Пытка. Как только Дадли произнес это слово, я понял ход его мыслей. В моей памяти всплыл образ ржавого острия гвоздя, торчащего из-под черного ногтя Мартина Литгоу.

— Даже принимая самую страшную смерть, Уайтинг молчал. — Дадли сурово взглянул на меня. — Ты меня слушаешь, Джон?

— Конечно.

— Ты как будто паришь в облаках.

Я тряхнул головой, пытаясь собраться с мыслями. В будущих записях надо непременно отметить, что порошок видений оказывает куда более длительное воздействие на тело и разум, чем спиртное. Уже несколько раз я непроизвольно возвращался в состояние неземного забытья, теряя ощущение действительности. И это пугало меня — буду ли я возвращаться туда до конца своих дней? Возможно, Файк был прав, стремясь покончить с употреблением порошка.

Я должен был сейчас рассказать Дадли о своем опыте. Как он к этому отнесется? Я вспомнил снова, что говорил он на барке: «Разве Джон Ди не величайший авантюрист?.. Человек, который отважился перешагнуть границу этого мира».

— Тут особенный воздух, — сказал я. — Я нигде не дышал таким. В нем чувствуется одновременно и трепет тревоги, и… ожидание чуда. Особая атмосфера — вот что притягивает сюда некоторых людей, и Файк боится, что она-то, в конце концов, может подорвать его власть.

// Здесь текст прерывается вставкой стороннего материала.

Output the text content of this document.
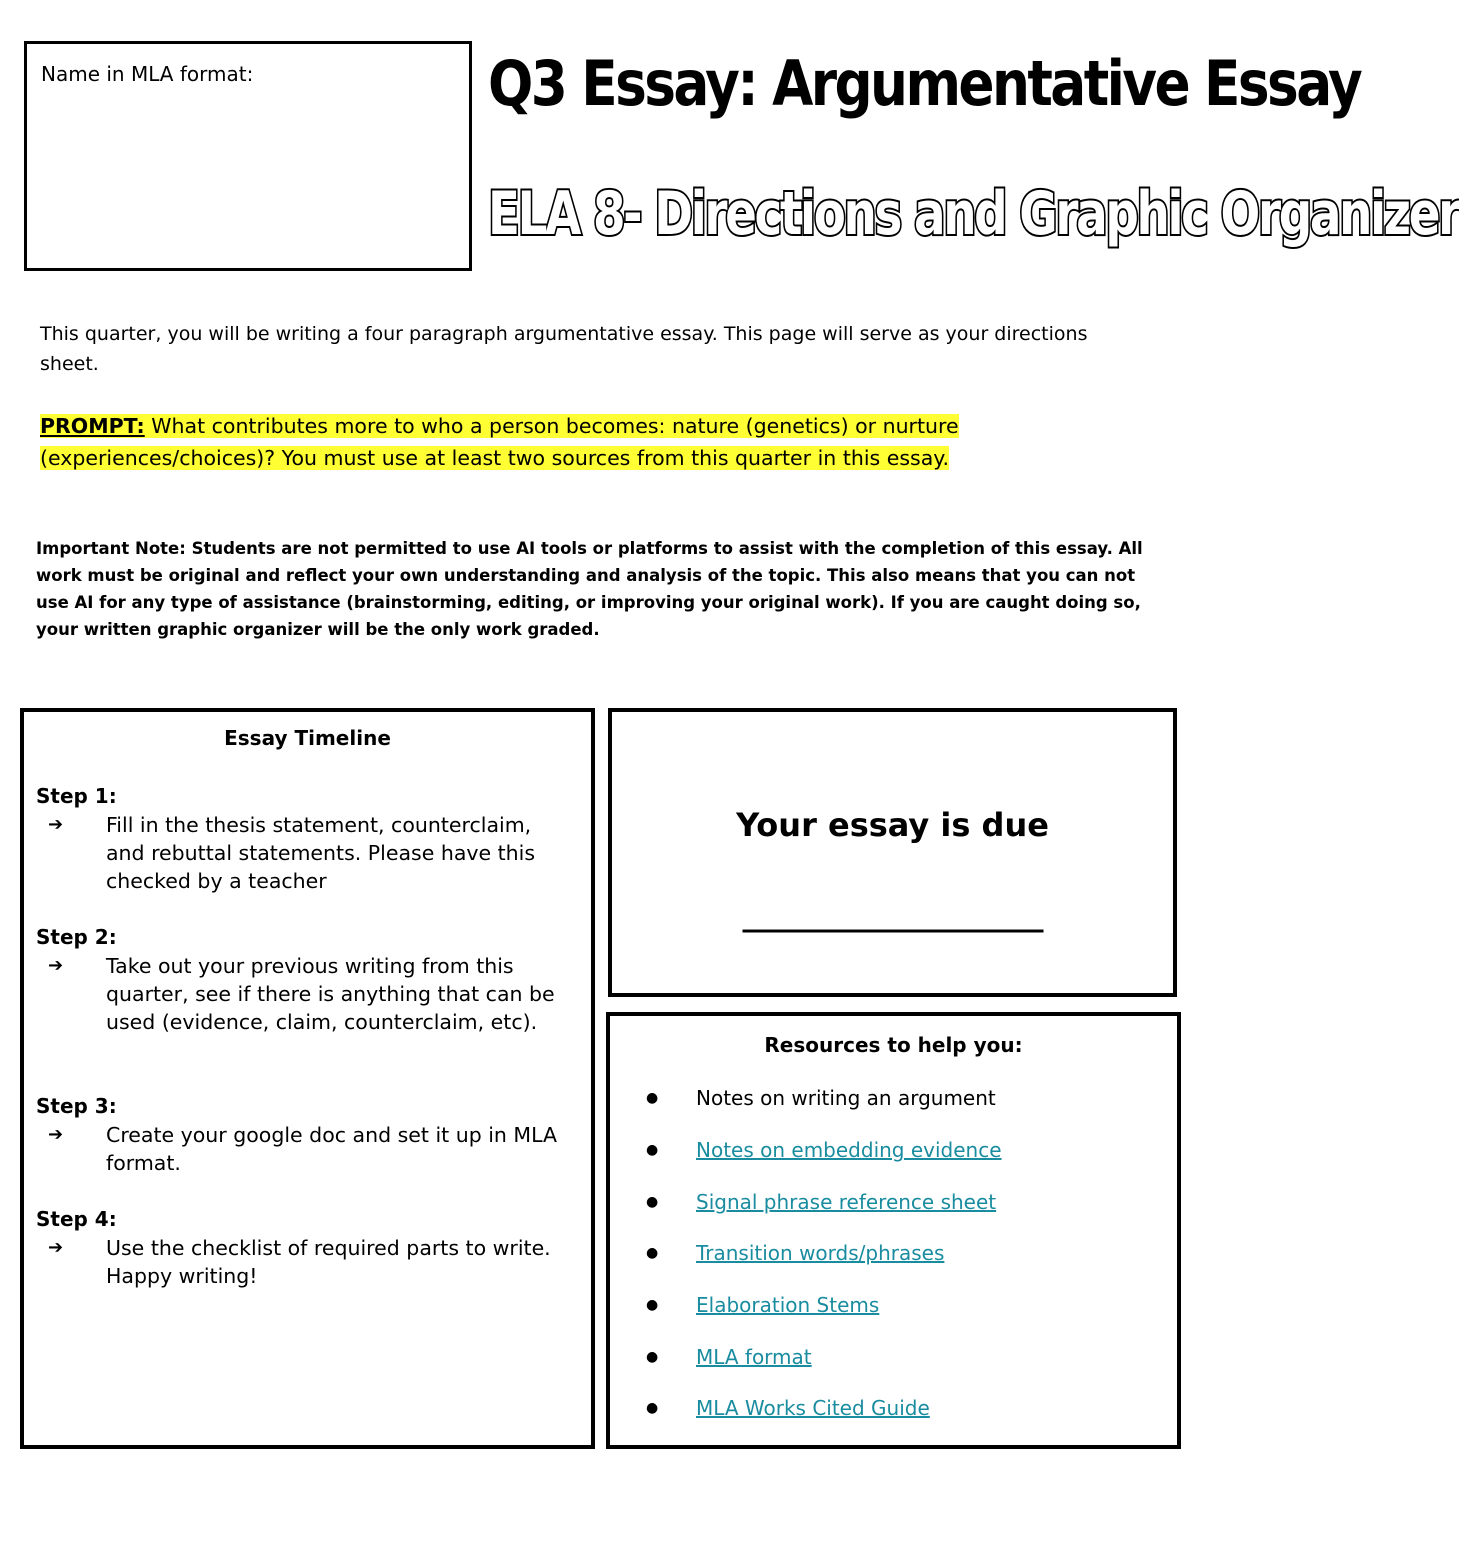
Name in MLA format:	Q3 Essay: Argumentative Essay
ELA 8- Directions and Graphic Organizer
This quarter, you will be writing a four paragraph argumentative essay. This page will serve as your directions sheet.
PROMPT: What contributes more to who a person becomes: nature (genetics) or nurture (experiences/choices)? You must use at least two sources from this quarter in this essay.
Important Note: Students are not permitted to use AI tools or platforms to assist with the completion of this essay. All work must be original and reflect your own understanding and analysis of the topic. This also means that you can not use AI for any type of assistance (brainstorming, editing, or improving your original work). If you are caught doing so, your written graphic organizer will be the only work graded.
Essay Timeline
Step 1:
➔	Fill in the thesis statement, counterclaim, and rebuttal statements. Please have this checked by a teacher
Step 2:
➔	Take out your previous writing from this quarter, see if there is anything that can be used (evidence, claim, counterclaim, etc).
Step 3:
➔	Create your google doc and set it up in MLA format.
Step 4:
➔	Use the checklist of required parts to write. Happy writing!
Your essay is due
____________________
Resources to help you:
●	Notes on writing an argument
●	Notes on embedding evidence
●	Signal phrase reference sheet
●	Transition words/phrases
●	Elaboration Stems
●	MLA format
●	MLA Works Cited Guide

— Это можно сказать обо всем государстве, Джон. Надежды и страх.

— Здесь они сильнее.

— Ну, да. Ты же у нас мистик.

— И я не одинок. Волхвы приходят сюда из дальних стран. Сюда. Не в Англию, а именно в Гластонбери. На Авалон. Здесь что-то есть. Я знаю. Я… чувствовал это.

— Чувствовал? Как это?

Я вздохнул.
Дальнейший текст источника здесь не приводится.